Avec un style de vie qui demande du mouvement et une personnalité anodine, de nombreux photographes ont affirmé l'importance de la patience et de l'attente dans leur travail. En regardant les images de Depardon, le travail semble sans effort, mais lorsqu'on l'interroge sur son processus, Depardon a maintes et maintes fois affirmé l'importance d'être à l'aise pour être seul.
Vivian Maier est un parfait exemple du photographe solitaire. La richesse et la profondeur de ses images se sont révélées lentement alors qu'une équipe d'archivistes restaurait ses images, mettant en lumière un véritable visionnaire, qui avait fait de son mieux pour rester invisible de son vivant. L'histoire de Maier est remarquable, mais met parfaitement en évidence la relation entre photographie et solitude.
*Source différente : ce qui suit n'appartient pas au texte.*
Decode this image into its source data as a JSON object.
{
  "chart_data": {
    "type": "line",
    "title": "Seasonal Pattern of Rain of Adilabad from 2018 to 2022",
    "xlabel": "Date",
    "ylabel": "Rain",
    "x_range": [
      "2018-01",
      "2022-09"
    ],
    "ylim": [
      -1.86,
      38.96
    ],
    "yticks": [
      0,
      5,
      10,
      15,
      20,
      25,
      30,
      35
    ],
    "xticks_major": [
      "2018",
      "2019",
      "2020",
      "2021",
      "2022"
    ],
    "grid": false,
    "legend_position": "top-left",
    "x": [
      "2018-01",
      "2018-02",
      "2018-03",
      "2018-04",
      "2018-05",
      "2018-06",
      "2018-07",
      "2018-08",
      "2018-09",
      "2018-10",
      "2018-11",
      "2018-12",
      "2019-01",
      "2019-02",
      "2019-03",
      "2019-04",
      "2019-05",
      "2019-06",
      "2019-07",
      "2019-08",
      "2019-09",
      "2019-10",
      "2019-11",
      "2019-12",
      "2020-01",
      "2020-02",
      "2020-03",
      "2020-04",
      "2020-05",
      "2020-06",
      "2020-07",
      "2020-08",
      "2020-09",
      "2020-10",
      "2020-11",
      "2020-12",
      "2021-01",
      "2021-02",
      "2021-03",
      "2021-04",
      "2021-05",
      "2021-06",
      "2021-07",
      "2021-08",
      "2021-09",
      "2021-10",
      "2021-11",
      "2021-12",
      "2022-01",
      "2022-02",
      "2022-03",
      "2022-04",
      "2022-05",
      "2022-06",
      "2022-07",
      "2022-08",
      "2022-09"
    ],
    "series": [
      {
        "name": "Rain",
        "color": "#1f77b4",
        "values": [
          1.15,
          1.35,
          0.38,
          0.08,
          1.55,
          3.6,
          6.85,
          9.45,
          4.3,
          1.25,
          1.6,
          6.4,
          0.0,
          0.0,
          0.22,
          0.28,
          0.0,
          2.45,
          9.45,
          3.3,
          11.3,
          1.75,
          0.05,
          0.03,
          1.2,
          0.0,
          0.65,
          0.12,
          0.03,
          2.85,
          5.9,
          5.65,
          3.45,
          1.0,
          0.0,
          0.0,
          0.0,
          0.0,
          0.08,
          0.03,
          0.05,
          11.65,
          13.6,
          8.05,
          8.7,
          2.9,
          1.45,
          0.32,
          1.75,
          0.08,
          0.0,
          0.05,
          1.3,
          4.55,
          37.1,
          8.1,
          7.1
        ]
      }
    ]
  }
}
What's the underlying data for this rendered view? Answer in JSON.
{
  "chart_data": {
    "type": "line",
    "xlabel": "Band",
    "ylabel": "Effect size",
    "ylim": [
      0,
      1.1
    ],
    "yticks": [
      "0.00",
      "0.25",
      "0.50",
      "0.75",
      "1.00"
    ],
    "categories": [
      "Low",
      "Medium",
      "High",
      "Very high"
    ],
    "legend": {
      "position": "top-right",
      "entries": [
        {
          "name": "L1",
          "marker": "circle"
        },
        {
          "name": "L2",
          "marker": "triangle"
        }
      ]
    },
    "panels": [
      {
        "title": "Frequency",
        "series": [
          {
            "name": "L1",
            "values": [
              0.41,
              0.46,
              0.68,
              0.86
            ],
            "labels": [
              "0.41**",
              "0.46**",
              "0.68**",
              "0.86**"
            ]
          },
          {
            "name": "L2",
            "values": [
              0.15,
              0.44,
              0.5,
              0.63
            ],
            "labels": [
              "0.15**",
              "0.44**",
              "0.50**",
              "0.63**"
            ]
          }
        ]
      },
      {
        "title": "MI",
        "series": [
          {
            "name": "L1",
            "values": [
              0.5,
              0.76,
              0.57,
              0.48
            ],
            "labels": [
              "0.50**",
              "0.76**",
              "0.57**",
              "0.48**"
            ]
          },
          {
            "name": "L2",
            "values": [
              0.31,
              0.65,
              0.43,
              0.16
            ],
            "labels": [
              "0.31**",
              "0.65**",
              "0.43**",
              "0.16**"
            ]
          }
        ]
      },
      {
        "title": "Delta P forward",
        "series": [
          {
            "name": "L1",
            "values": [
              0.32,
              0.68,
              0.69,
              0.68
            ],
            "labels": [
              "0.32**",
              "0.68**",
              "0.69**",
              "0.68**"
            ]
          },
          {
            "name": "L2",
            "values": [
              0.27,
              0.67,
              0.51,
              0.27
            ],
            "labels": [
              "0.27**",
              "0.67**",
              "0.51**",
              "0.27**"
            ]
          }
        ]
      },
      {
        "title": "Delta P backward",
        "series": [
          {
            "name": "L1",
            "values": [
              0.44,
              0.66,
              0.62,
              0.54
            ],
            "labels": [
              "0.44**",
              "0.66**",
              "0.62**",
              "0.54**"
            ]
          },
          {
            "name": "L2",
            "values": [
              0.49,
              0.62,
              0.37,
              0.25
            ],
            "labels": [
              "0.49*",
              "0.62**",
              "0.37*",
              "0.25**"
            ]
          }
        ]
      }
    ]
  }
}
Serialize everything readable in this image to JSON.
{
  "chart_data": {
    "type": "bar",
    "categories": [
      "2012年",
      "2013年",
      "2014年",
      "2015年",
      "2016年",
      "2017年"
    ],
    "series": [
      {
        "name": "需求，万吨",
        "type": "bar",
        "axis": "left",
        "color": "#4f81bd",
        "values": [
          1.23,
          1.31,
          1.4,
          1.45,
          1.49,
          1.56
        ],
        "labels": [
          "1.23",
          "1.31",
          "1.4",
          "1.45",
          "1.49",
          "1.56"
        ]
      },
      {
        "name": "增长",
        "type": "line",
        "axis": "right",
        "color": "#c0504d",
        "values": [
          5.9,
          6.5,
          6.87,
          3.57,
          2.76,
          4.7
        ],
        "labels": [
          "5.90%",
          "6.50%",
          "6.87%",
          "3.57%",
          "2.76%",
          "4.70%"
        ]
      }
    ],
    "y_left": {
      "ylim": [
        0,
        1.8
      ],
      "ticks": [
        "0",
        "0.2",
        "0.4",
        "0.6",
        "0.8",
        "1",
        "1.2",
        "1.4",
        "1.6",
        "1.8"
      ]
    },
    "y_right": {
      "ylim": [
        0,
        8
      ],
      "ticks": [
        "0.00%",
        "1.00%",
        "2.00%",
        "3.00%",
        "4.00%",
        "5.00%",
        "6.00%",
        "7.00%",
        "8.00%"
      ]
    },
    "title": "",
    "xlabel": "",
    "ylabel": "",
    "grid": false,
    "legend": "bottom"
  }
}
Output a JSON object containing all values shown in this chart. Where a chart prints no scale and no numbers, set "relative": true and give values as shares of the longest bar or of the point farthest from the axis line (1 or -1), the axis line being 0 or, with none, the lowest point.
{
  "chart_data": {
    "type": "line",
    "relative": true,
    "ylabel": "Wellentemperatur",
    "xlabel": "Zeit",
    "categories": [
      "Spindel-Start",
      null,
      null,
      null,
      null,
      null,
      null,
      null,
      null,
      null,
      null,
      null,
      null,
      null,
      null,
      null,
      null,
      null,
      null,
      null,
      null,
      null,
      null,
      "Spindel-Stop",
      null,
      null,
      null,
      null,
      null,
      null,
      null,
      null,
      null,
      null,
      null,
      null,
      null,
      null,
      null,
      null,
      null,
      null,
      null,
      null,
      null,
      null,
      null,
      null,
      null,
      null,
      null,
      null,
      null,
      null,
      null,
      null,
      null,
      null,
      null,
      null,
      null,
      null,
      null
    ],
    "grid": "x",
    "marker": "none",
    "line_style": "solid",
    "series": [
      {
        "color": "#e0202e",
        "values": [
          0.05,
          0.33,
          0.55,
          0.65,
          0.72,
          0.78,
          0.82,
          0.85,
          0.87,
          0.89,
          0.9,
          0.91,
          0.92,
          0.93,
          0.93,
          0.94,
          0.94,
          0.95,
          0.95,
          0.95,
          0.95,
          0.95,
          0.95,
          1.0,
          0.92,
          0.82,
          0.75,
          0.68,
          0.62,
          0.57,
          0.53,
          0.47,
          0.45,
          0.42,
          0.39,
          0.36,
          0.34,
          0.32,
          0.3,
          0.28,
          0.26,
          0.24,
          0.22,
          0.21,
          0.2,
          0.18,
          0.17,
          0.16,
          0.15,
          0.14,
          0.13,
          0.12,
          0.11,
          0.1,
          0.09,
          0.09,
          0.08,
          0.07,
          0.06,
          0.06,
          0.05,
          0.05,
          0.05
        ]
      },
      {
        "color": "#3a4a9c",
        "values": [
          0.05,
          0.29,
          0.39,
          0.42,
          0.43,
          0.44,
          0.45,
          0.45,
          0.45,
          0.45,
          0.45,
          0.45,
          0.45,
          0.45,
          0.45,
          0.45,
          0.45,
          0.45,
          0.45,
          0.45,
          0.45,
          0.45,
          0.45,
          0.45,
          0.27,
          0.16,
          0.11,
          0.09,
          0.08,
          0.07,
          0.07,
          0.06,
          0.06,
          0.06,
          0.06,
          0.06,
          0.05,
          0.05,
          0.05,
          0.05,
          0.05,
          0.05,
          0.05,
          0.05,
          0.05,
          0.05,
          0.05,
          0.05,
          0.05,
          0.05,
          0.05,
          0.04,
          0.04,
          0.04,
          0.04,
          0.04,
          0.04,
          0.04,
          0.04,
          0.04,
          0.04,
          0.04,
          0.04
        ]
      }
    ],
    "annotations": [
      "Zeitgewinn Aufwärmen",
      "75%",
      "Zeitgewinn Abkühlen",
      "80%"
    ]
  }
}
Bien que femme assez grande et imposante, Maier n'aurait pas été en mesure de capturer les moments spontanés de réalité pour lesquels elle est maintenant célèbre sans pouvoir se fondre parfaitement dans son environnement.
La figure isolée d'une photographie qui représente l'idée de solitude peut être une métaphore visuelle des effets de la pauvreté, de l'ostracisation, des conséquences d'une guerre ou d'une catastrophe environnementale, des problèmes de santé mentale ou de l'une des nombreuses raisons qui poussent les gens à la marge. de la société. Puisqu'un spectateur peut facilement se rapporter à la figure solitaire et songeuse, une photographie est ouverte aux interprétations ou aux projections de son public.
D'innombrables photographes ont exploré visuellement les idées de réflexion ou d'aliénation de cette manière, mais la solitude reste néanmoins un concept intrigant et énigmatique. C'est même inné dans la façon dont nous considérons les photographies; le spectateur et l'image dialoguent dans un langage silencieux et singulier qui leur est propre.
Seul avec un appareil photo, l'existence du photographe est solitaire. Malgré l'interaction avec leurs sujets et leur environnement, une grande partie du travail des photographes documentaires et de rue demande beaucoup de patience, de silence et d'observation, et est donc réservée à ceux qui se sentent à l'aise en compagnie d'eux-mêmes.